Méditations lacustres

Emilija Škarnulytė-Sunken
©Andrea Rossett

Née il y a près de vingt ans, la Fondation Bally, portée par la marque suisse emblématique du monde de la mode, voyait enfin en 2023 son premier écrin prendre forme. Active dans une large variété de domaines créatifs, avec une attention particulière portée à l’environnement, elle inaugure au début de l’été son premier lieu dans une villa d’exception sur les rives du lac de Lugano. Cette ouverture était l’occasion de présenter au public sa première exposition, intitulée Un Lac Inconnu. Cette dernière est à découvrir jusqu’au 24 septembre prochain, l’occasion de prolonger encore un peu l’été en faisant un détour méditatif et contemplatif par le Tessin.

C’est une histoire qui s’écrit depuis 17 ans entre le chausseur suisse et la culture. Entremêlées dans une relation de soutien, les deux entités se retrouvent pour la première fois dans un espace concret avec l’ouverture en mai dernier de la Villa Heleneum. Un projet qui se projette dans le futur, la Fondation ayant loué la villa à la ville de Lugano pour les quinze années à venir. C’est alors dans ce cadre idyllique que se révèle ce nouveau lieu culturel installé en Tessin. Sur les bords du lac de Lugano, l’imposante demeure rose aux escaliers de pierre se révèle dans un paysage alpin entre eau, végétation et montagne. Bâtie dans les années 1930 pour la danseuse parisienne Hélène Bieber, également mécène des ateliers fréquentés par un certain Picasso, sa nouvelle fonction retourne à ses racines philanthropiques. Se focalisant sur l’art contemporain, à travers le prisme de l’innovation et sans jamais laisser de côté la question de l’écologie, la fondation prend un nouvel élan suite à l’inauguration de son espace. Une ouverture tout en discrétion qui est marquée par une exposition pensée par la nouvelle directrice de la fondation depuis 2022, et ancienne programmatrice de la Villa Médicis de Rome, Vittoria Matarrese. 

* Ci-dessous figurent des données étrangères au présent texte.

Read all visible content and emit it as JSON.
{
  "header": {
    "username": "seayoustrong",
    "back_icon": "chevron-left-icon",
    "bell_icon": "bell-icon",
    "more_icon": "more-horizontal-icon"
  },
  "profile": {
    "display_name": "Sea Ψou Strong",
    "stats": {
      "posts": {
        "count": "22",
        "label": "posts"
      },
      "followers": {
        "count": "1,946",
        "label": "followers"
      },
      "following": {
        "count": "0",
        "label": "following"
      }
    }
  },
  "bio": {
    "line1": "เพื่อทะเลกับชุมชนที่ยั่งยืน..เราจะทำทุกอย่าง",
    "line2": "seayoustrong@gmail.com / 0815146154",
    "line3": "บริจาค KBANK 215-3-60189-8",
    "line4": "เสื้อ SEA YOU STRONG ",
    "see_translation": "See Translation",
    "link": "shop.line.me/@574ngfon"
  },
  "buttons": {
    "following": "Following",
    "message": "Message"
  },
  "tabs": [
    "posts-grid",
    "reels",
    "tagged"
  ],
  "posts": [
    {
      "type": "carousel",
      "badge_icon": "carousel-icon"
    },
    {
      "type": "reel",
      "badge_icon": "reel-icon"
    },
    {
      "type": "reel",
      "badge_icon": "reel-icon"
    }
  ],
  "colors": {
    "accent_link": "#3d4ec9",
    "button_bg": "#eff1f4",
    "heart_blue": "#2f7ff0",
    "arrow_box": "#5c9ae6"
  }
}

Mathias Bensimon, Le lac intérieur, 2023, Un Lac Inconnu, Bally Foundation, Lugano 2023 © Andrea Rossetti

Le Lac inconnu vient alors lancer la programmation de la fondation avec une première exposition venant directement relier la géographie du lieu aux œuvres exposées. Inspiré par son environnement, le titre de ce show inaugural de la Villa Heleneum est emprunté à Marcel Proust utilisant l’expression pour évoquer l’exploration de l’âme humaine, et plus généralement l’inconscient. Le Lac inconnu réunit la nature environnante et notre imagination, rassemblant des œuvres d’une vingtaine d’artistes internationaux nous entraînant dans une rêverie en adéquation avec l’environnement de la fondation. Un caractère organique se développe alors à travers les salles, jouant notamment sur l’élément de l’eau venant faire écho au lac sur lequel s’ouvre la villa. Véritable fil conducteur de l’exposition, elle se retrouve dans nombre de créations sous diverses formes, souvent emprunte de poésie. Parmi les projets que l’on retient de ce show inaugural, l’inscription Close your eyes qui accueille le visiteur sur une baie vitrée donnant sur le lac. Réalisée par Haim Steinbach, elle vient directement faire écho au double sens du titre de l’exposition, nous invitant l’espace d’un instant à fermer les yeux sur ce paysage naturel s’offrant à nous pour nous plonger dans notre paysage intérieur. En avançant dans l’espace la nature des pièces évolue, les médiums s’entrecroisent. On pense notamment à l’œuvre vidéo d’Emilija Škarnulytė, Sunken Cities qui vient s’inscrire dans le commentaire écologique si cher à la fondation. À travers ce projet, l’artiste lituanienne nous entraîne dans les fonds marins de la baie de Naples, une sirène archéologue se faisant notre guide dans ce monde immergé. Nous découvrons alors les ruines d’une civilisation disparue, d’une cité perdue dont persistent encore les sculptures et mosaïques. Une exploration méditative qui fait naître une angoisse certaine face à ce monde vide de vie à l’heure des changements climatiques dramatiques rendant l’avenir incertain. 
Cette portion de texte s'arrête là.